Por Eliana Maria (Ir. Gabriela, Obl. OSB)
Padre Jacques Mourad em Roma em julho de 2019
*Artigo
de Fabio Colagrande
‘Padre
Jacques avança lentamente apoiado na sua bengala. Na abafada tarde do verão
romano, vem ao nosso encontro no centro de reabilitação ‘Don Gnocchi’,
com seu passo lento e mancando ao caminhar, o que já conta a sua história. Mas
seu olhar é luminoso e no seu rosto há um sorriso, o mesmo que surpreendeu os
terroristas do Isis dos quais foi prisioneiro na Síria, em 2015, por cinco
meses, antes da sua fuga rocambolesca. Padre Jacques Mourad é monge e sacerdote
sírio-católico da diocese de Homs, no seu país natal, a Síria. Contou a
história do seu sequestro no livro ‘Um monge como refém. A luta pela paz de
um prisioneiro dos jihadistas’, escrito pelo jornalista Amaury Guillem.

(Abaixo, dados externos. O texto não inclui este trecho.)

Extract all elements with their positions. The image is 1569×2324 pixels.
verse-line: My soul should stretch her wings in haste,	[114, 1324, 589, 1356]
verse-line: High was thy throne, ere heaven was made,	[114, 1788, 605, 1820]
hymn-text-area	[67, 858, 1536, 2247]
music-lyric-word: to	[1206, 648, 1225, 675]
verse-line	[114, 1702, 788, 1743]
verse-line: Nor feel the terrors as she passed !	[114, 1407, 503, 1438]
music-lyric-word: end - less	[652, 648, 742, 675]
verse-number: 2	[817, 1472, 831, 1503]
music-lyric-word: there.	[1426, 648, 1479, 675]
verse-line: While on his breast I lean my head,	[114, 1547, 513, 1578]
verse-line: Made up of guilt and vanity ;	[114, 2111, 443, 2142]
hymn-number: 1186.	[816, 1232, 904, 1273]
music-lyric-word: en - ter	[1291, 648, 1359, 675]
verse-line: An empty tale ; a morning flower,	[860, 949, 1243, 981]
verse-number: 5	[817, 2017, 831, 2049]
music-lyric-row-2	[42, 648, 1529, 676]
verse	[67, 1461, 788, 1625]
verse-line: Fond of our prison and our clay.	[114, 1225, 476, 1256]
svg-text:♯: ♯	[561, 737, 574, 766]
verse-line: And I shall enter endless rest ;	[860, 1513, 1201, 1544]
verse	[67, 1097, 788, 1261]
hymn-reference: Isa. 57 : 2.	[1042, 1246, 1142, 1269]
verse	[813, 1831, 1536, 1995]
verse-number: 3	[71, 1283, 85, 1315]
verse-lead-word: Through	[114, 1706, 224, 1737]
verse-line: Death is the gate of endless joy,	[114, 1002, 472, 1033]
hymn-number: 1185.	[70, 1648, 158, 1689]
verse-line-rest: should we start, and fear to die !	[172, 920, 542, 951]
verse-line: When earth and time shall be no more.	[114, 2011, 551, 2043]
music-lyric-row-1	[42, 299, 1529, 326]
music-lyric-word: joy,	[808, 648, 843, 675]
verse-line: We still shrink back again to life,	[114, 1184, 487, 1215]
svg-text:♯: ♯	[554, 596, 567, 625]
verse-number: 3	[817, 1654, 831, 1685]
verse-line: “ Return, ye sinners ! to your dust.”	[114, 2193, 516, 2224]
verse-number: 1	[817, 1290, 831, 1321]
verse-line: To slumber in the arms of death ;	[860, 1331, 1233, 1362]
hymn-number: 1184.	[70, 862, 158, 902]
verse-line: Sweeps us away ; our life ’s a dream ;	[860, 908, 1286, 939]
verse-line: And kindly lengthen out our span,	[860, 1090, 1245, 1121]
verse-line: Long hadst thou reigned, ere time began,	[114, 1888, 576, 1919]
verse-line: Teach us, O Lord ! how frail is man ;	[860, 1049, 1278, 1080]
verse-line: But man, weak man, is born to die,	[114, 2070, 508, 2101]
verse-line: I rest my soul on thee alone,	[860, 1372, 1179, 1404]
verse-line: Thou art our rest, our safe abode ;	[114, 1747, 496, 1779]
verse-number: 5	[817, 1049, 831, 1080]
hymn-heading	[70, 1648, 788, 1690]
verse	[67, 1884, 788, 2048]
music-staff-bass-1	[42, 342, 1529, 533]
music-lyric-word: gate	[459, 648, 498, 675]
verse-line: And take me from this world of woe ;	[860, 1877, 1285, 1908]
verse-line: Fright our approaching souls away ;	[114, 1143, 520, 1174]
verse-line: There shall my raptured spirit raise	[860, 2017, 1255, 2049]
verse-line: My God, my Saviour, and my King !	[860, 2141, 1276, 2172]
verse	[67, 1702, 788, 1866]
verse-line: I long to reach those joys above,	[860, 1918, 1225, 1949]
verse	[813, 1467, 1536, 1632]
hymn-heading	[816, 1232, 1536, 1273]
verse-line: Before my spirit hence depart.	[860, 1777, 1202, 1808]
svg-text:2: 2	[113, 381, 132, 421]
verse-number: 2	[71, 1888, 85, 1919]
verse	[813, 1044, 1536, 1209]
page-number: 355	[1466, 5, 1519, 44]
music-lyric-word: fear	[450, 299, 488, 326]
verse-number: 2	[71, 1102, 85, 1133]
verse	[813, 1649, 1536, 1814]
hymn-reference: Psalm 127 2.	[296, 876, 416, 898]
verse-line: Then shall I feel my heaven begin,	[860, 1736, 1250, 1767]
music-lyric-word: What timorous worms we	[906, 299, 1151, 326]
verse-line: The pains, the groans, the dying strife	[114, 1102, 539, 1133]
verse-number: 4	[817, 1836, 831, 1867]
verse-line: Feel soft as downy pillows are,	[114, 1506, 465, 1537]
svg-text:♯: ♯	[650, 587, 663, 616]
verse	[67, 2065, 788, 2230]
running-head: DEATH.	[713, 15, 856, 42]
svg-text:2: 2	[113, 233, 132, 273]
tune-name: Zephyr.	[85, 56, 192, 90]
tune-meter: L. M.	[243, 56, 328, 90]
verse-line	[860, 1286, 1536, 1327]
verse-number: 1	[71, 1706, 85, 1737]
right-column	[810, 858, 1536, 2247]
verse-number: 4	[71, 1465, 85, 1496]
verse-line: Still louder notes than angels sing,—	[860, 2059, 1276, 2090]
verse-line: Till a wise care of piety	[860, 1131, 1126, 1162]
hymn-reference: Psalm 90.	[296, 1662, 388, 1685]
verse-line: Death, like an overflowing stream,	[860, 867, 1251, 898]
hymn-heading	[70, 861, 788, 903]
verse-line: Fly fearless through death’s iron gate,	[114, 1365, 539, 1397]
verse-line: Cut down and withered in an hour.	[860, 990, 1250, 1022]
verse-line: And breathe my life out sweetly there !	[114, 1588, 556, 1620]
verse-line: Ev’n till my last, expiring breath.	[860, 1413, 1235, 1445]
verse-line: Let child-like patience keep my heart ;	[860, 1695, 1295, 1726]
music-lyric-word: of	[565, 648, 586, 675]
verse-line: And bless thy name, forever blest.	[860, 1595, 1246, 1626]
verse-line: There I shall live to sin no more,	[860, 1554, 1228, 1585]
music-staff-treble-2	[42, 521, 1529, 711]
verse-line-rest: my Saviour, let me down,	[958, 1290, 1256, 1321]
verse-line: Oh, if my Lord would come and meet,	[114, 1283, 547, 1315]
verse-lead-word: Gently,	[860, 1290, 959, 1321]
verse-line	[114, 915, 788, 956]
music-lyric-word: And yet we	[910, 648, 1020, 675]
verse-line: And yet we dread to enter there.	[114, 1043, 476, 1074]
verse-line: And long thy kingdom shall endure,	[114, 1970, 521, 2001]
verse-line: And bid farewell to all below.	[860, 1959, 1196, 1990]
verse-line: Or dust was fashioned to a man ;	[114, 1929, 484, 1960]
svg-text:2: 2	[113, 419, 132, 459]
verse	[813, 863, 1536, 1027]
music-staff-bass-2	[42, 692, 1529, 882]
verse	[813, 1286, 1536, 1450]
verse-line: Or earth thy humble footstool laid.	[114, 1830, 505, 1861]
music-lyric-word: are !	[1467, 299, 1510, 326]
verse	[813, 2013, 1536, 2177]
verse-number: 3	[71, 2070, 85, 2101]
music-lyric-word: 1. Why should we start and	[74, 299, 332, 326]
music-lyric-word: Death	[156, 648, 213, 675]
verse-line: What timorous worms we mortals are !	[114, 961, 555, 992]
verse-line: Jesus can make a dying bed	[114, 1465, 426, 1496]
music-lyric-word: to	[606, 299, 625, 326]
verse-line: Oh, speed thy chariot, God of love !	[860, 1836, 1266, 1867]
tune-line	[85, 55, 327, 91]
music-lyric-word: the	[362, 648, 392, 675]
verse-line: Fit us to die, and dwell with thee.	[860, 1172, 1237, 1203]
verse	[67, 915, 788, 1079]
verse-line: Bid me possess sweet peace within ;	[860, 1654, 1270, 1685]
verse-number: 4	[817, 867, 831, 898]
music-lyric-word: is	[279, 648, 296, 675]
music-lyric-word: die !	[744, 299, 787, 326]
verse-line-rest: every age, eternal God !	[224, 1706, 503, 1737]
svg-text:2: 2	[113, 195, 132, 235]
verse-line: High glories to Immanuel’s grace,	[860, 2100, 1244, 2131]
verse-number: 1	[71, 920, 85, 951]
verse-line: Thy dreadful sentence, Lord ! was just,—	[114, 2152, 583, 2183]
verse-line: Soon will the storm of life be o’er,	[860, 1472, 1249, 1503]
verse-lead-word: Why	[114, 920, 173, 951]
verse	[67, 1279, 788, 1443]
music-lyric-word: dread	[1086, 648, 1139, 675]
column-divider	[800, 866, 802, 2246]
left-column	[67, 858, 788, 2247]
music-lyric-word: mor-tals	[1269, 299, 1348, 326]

Hoje o sacerdote vive no Curdistão iraquiano, em Suleymanya, para ficar ao
lados dos refugiados do seu povo. Mas vem com frequência a Roma, no instituto ‘Don
Gnocchi’, para tratar de seu problema de coluna, depois dos sofrimentos e
torturas, nas longas semanas de detenção.
‘Trago
sempre comigo as pessoas que encontrei durante aqueles meses : prisioneiros,
jihadistas, todos estão nas minhas orações e no meu coração’, nos conta em
italiano, língua aprendida nos meses de reabilitação aqui em Roma. ‘Creio
que Deus misericordioso encontre sempre um meio de ajudar a todos e que também
os meus carcereiros possam encontrar a justiça e receber a luz do Espírito
Santo’.
A igreja do mosteiro de Mar Elian a Qaryateyn,
Síria
Salvos pela vocação à
paz
Daqueles
dias de violências, humilhações, escárnios, torturas psicológicas e físicas,
padre Jacques recorda principalmente um milagre, ocorrido em 31 de agosto de
2015. Tinha sido raptado em 21 de maio no mosteiro de Mar Elian em Qaryatayn,
localidade onde era o pároco. Depois dos primeiros três meses de prisão em
Raqqa, foi transferido para um cárcere perto de Palmira, onde encontrou 250
cristãos da sua comunidade. Naquele dia ele recebeu a visita de um grupo de
chefes jihadistas. ‘Estes cinco homens do Isis levaram-me a uma pequena sala
e o chefe deles começou a ler-me uma declaração do califa Al Baghdadi, o líder
do Isis, endereçada aos cristãos de Qaryatein. Tratava-se de uma longa série de
leis para nós cristãos que vivíamos sob o poder do Estado Islâmico’. Padre
Jacques, para sua surpresa, ouviu que a sua comunidade deveria voltar a
Quaryatein, que na realidade se tornaria um tipo de cárcere a céu aberto.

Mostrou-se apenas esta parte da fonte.